The Semigroup of Exponentially Weighted Moving Averages

6 min read2 days ago

This is just a quick note about some more interesting algebraic structure, and how that structure can help with generalizing an idea. None of this is new, but it’s the perspective it sheds on the problem solving process that was interesting to me.

Defining the EWMA

And exponentially weighted moving average or (EWMA) is a technique often used for keeping a running estimate of some quantity as you make more observations. The idea is that each time you make a new observation, you take a weighted average of the new observation with the old average.
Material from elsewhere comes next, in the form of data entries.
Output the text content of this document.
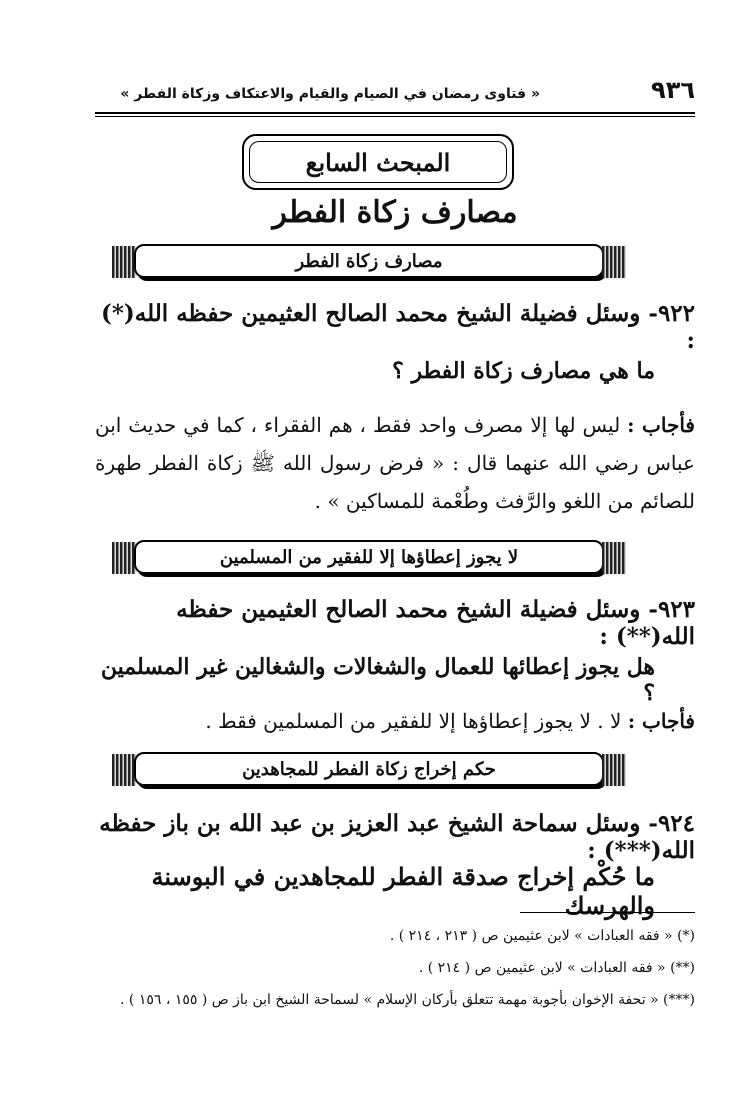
« فتاوى رمضان في الصيام والقيام والاعتكاف وزكاة الفطر »	٩٣٦
المبحث السابع
مصارف زكاة الفطر
مصارف زكاة الفطر
٩٢٢- وسئل فضيلة الشيخ محمد الصالح العثيمين حفظه الله(*) :
ما هي مصارف زكاة الفطر ؟
فأجاب : ليس لها إلا مصرف واحد فقط ، هم الفقراء ، كما في حديث ابن عباس رضي الله عنهما قال : « فرض رسول الله ﷺ زكاة الفطر طهرة للصائم من اللغو والرَّفث وطُعْمة للمساكين » .
لا يجوز إعطاؤها إلا للفقير من المسلمين
٩٢٣- وسئل فضيلة الشيخ محمد الصالح العثيمين حفظه الله(**) :
هل يجوز إعطائها للعمال والشغالات والشغالين غير المسلمين ؟
فأجاب : لا . لا يجوز إعطاؤها إلا للفقير من المسلمين فقط .
حكم إخراج زكاة الفطر للمجاهدين
٩٢٤- وسئل سماحة الشيخ عبد العزيز بن عبد الله بن باز حفظه الله(***) :
ما حُكْم إخراج صدقة الفطر للمجاهدين في البوسنة والهرسك
(*) « فقه العبادات » لابن عثيمين ص ( ٢١٣ ، ٢١٤ ) .
(**) « فقه العبادات » لابن عثيمين ص ( ٢١٤ ) .
(***) « تحفة الإخوان بأجوبة مهمة تتعلق بأركان الإسلام » لسماحة الشيخ ابن باز ص ( ١٥٥ ، ١٥٦ ) .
For a quick example, suppose you’re checking the price of gasoline every day at a nearby store.

On the first day it’s $3.10.
The second day it’s $3.20. You take the average of $3.10 and $3.20, and get $3.15 for your estimate.
The next day, it’s $3.30. You take the average of $3.15 and $3.30, and get $3.225 for your estimate.

This is not just the average of the three data points, which would be $3.20. Instead, the EWMA is biased in favor of more recent data. In fact, if you took these observations for a month, the first day of the month would be only about a billionth of the final result — basically ignored entirely — while the last day would amount for fully half. That’s the point: you’re looking for an estimate of the current value, so older historical data is less and less important. But you still want to smooth out the sudden jumps up and down.
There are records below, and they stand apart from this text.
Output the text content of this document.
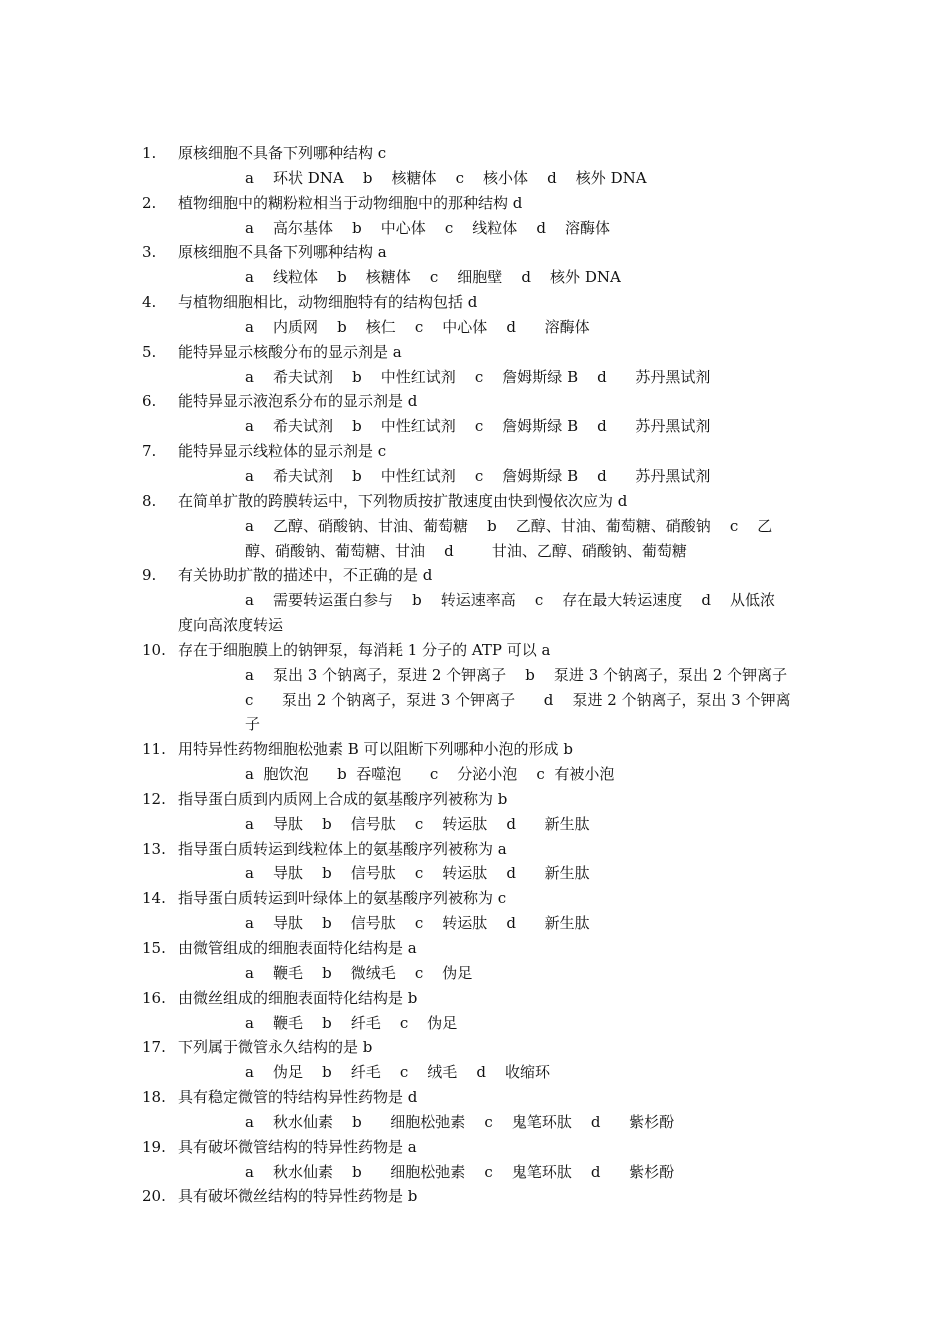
1.	原核细胞不具备下列哪种结构 c
a    环状 DNA    b    核糖体    c    核小体    d    核外 DNA
2.	植物细胞中的糊粉粒相当于动物细胞中的那种结构 d
a    高尔基体    b    中心体    c    线粒体    d    溶酶体
3.	原核细胞不具备下列哪种结构 a
a    线粒体    b    核糖体    c    细胞壁    d    核外 DNA
4.	与植物细胞相比，动物细胞特有的结构包括 d
a    内质网    b    核仁    c    中心体    d      溶酶体
5.	能特异显示核酸分布的显示剂是 a
a    希夫试剂    b    中性红试剂    c    詹姆斯绿 B    d      苏丹黑试剂
6.	能特异显示液泡系分布的显示剂是 d
a    希夫试剂    b    中性红试剂    c    詹姆斯绿 B    d      苏丹黑试剂
7.	能特异显示线粒体的显示剂是 c
a    希夫试剂    b    中性红试剂    c    詹姆斯绿 B    d      苏丹黑试剂
8.	在简单扩散的跨膜转运中，下列物质按扩散速度由快到慢依次应为 d
a    乙醇、硝酸钠、甘油、葡萄糖    b    乙醇、甘油、葡萄糖、硝酸钠    c    乙
醇、硝酸钠、葡萄糖、甘油    d        甘油、乙醇、硝酸钠、葡萄糖
9.	有关协助扩散的描述中，不正确的是 d
a    需要转运蛋白参与    b    转运速率高    c    存在最大转运速度    d    从低浓
度向高浓度转运
10. 存在于细胞膜上的钠钾泵，每消耗 1 分子的 ATP 可以 a
a    泵出 3 个钠离子，泵进 2 个钾离子    b    泵进 3 个钠离子，泵出 2 个钾离子
c      泵出 2 个钠离子，泵进 3 个钾离子      d    泵进 2 个钠离子，泵出 3 个钾离
子
11. 用特异性药物细胞松弛素 B 可以阻断下列哪种小泡的形成 b
a  胞饮泡      b  吞噬泡      c    分泌小泡    c  有被小泡
12. 指导蛋白质到内质网上合成的氨基酸序列被称为 b
a    导肽    b    信号肽    c    转运肽    d      新生肽
13. 指导蛋白质转运到线粒体上的氨基酸序列被称为 a
a    导肽    b    信号肽    c    转运肽    d      新生肽
14. 指导蛋白质转运到叶绿体上的氨基酸序列被称为 c
a    导肽    b    信号肽    c    转运肽    d      新生肽
15. 由微管组成的细胞表面特化结构是 a
a    鞭毛    b    微绒毛    c    伪足
16. 由微丝组成的细胞表面特化结构是 b
a    鞭毛    b    纤毛    c    伪足
17. 下列属于微管永久结构的是 b
a    伪足    b    纤毛    c    绒毛    d    收缩环
18. 具有稳定微管的特结构异性药物是 d
a    秋水仙素    b      细胞松弛素    c    鬼笔环肽    d      紫杉酚
19. 具有破坏微管结构的特异性药物是 a
a    秋水仙素    b      细胞松弛素    c    鬼笔环肽    d      紫杉酚
20. 具有破坏微丝结构的特异性药物是 b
In the example above, I was taking a straight average between the previous EWMA and the new data point. That leads for very short-lived data, though. More generally, there’s a parameter, normally called α, that tells you how to weight the average, giving this formula:

EWMAₙ₊₁ = xₙ₊₁ α + EWMAₙ (1-α)

In the extreme, if α = 1, you ignore the historical data and just look at the most recent value. For smaller values of α, the EWMA takes longer to adjust to the current value, but smooths out the noise in the data.

The EWMA Semigroup

Traditionally, you compute an EWMA one observation at a time, because you only make one observation at a time and keep a running average as you go. But when analyzing such a process, you may want to compute the EWMA of a large set of data in a parallel or distributed way. To do that, you’re going to look for a way to map the observations from the list into a semigroup. (See my earlier article on the relationship between monoids and list processing.)
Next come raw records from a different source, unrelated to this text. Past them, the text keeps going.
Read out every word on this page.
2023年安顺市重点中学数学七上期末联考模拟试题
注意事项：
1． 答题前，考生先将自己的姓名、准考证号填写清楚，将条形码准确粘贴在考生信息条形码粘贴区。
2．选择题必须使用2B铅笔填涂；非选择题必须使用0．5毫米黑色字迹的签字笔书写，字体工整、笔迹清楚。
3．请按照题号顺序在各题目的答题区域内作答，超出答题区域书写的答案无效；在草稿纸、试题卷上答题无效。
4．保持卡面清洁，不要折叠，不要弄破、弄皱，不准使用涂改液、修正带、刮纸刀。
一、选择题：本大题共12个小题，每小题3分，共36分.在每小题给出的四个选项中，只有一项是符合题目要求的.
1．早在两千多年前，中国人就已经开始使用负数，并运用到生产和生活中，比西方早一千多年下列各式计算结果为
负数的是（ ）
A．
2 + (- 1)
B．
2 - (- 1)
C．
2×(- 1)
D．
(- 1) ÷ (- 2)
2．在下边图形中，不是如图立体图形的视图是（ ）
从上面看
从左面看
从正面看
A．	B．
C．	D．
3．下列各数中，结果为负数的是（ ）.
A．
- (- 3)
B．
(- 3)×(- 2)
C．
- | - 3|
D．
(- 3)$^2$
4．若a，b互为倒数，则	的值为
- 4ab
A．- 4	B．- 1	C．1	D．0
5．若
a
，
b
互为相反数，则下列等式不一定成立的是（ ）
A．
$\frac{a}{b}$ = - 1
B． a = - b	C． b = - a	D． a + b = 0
We’ll start by looking at what the EWMA looks like on a sequence of data points x₁, x₂, …, xₙ.

EWMA₁ = x₁
EWMA₂ = x₁ (1-α) + x₂ α
EWMA₃ = x₁ (1-α)² + x₂ α (1-α) + x₃ α
EWMA₄ = x₁ (1-α)³ + x₂ α (1-α)² + x₃ α (1-α) + x₄ α

The first term of this sequence is funky and doesn’t follow the same pattern as the rest. But that’s because it was always different: since you don’t have a prior average at the first data point, you can only take the first data point itself as an expectation.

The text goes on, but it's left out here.